Die Verschwörung der fetten Frauen (German Edition)
Heike ist normal. So normal wie ein Märztag, der sich nicht entscheiden kann, ob er noch Winter oder schon Frühling sein soll. So normal wie ein Mittagsschläfchen, nachdem du eine große Portion Nudeln gegessen hast und furchtbar müde geworden ist. So normal... dass es gar nicht mehr auffällt, wie unnormal das eigentlich ist.
Meinen Sündenfall im Café Meier habe ich übrigens durch drei Tage Milchdiät ungeschehen gemacht. Morgens ein Joghurt, mittags ein Joghurt, abends ein großes Glas Milch – und noch ein Joghurt.

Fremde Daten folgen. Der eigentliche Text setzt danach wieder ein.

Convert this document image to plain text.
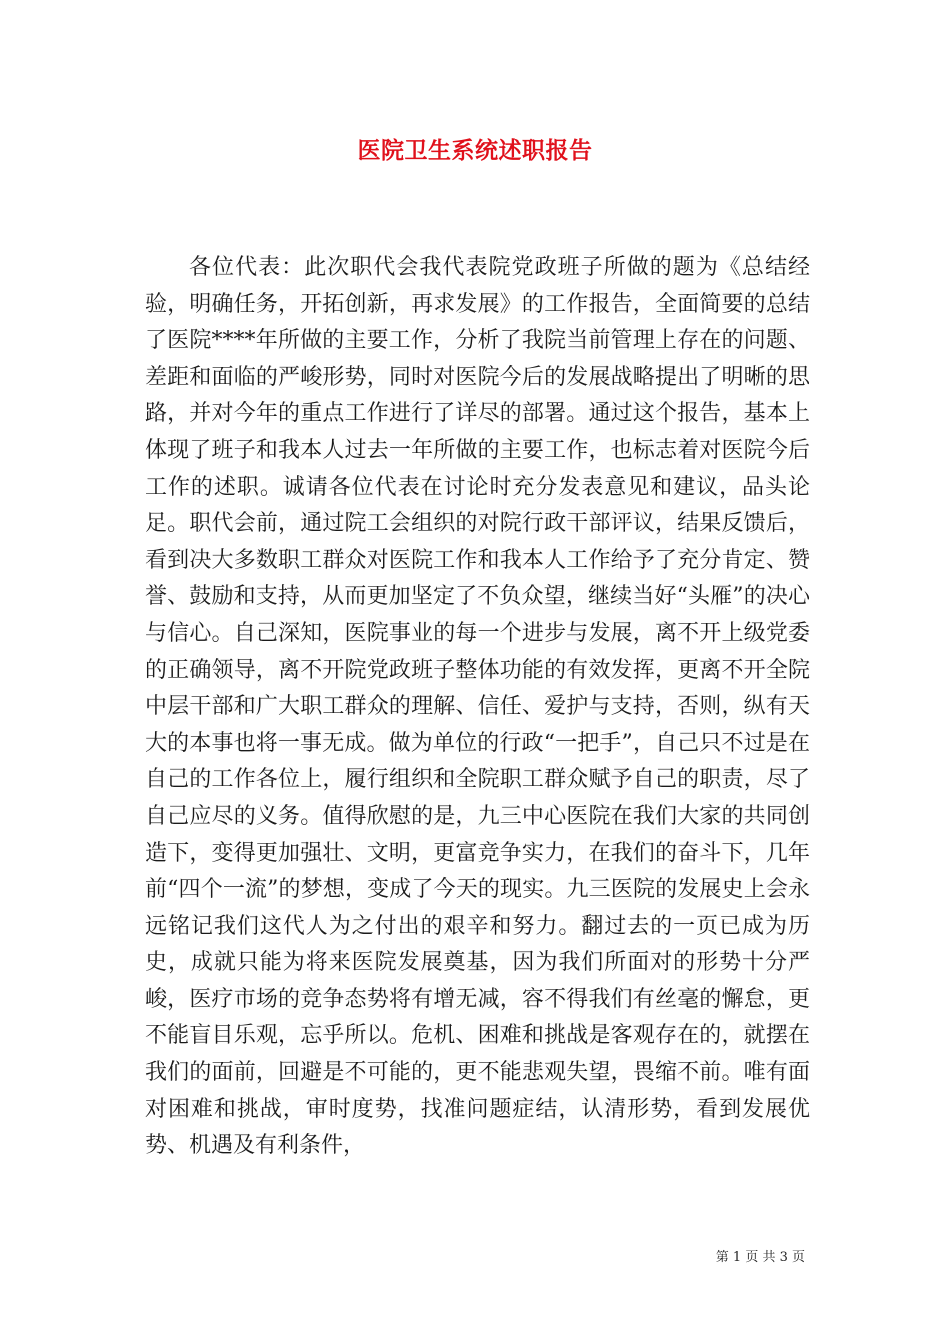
医院卫生系统述职报告

各位代表：此次职代会我代表院党政班子所做的题为《总结经验，明确任务，开拓创新，再求发展》的工作报告，全面简要的总结了医院****年所做的主要工作，分析了我院当前管理上存在的问题、差距和面临的严峻形势，同时对医院今后的发展战略提出了明晰的思路，并对今年的重点工作进行了详尽的部署。通过这个报告，基本上体现了班子和我本人过去一年所做的主要工作，也标志着对医院今后工作的述职。诚请各位代表在讨论时充分发表意见和建议，品头论足。职代会前，通过院工会组织的对院行政干部评议，结果反馈后，看到决大多数职工群众对医院工作和我本人工作给予了充分肯定、赞誉、鼓励和支持，从而更加坚定了不负众望，继续当好“头雁”的决心与信心。自己深知，医院事业的每一个进步与发展，离不开上级党委的正确领导，离不开院党政班子整体功能的有效发挥，更离不开全院中层干部和广大职工群众的理解、信任、爱护与支持，否则，纵有天大的本事也将一事无成。做为单位的行政“一把手”，自己只不过是在自己的工作各位上，履行组织和全院职工群众赋予自己的职责，尽了自己应尽的义务。值得欣慰的是，九三中心医院在我们大家的共同创造下，变得更加强壮、文明，更富竞争实力，在我们的奋斗下，几年前“四个一流”的梦想，变成了今天的现实。九三医院的发展史上会永远铭记我们这代人为之付出的艰辛和努力。翻过去的一页已成为历史，成就只能为将来医院发展奠基，因为我们所面对的形势十分严峻，医疗市场的竞争态势将有增无减，容不得我们有丝毫的懈怠，更不能盲目乐观，忘乎所以。危机、困难和挑战是客观存在的，就摆在我们的面前，回避是不可能的，更不能悲观失望，畏缩不前。唯有面对困难和挑战，审时度势，找准问题症结，认清形势，看到发展优势、机遇及有利条件，

第 1 页 共 3 页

»Du hast doch nicht etwa einen Kerl kennengelernt?« fragt mein Töchterlein misstrauisch, als ich schon wieder auf die kleinere Hälfte der Pizza verzichte und stattdessen meinen Joghurt löffele.
»Nein, ich war schon seit Tagen nicht mehr bei Facebook«, beruhige ich sie, »die Herren Heiratsschwindler müssen sich andere Opfer suchen.«
Alina schüttelt den Kopf. »Nicht alle Männer sind Heiratsschwindler«, belehrt sie mich und stopft ein ungeheures Stück Pizza in sich hinein. Mit vollem Mund fährt sie fort: »Und außerdem verstehe ich nicht, warum du unbedingt abnehmen willst, wenn es nicht um einen Kerl geht. Oder benehmen sich Frauen so, wenn sie in die Wechseljahre kommen?«
Die Natur hat schon gewusst, warum sie es Müttern normalerweise instinktiv verbietet, ihre altklugen Töchter zu erschlagen. Die Menschheit wäre sonst längst ausgestorben.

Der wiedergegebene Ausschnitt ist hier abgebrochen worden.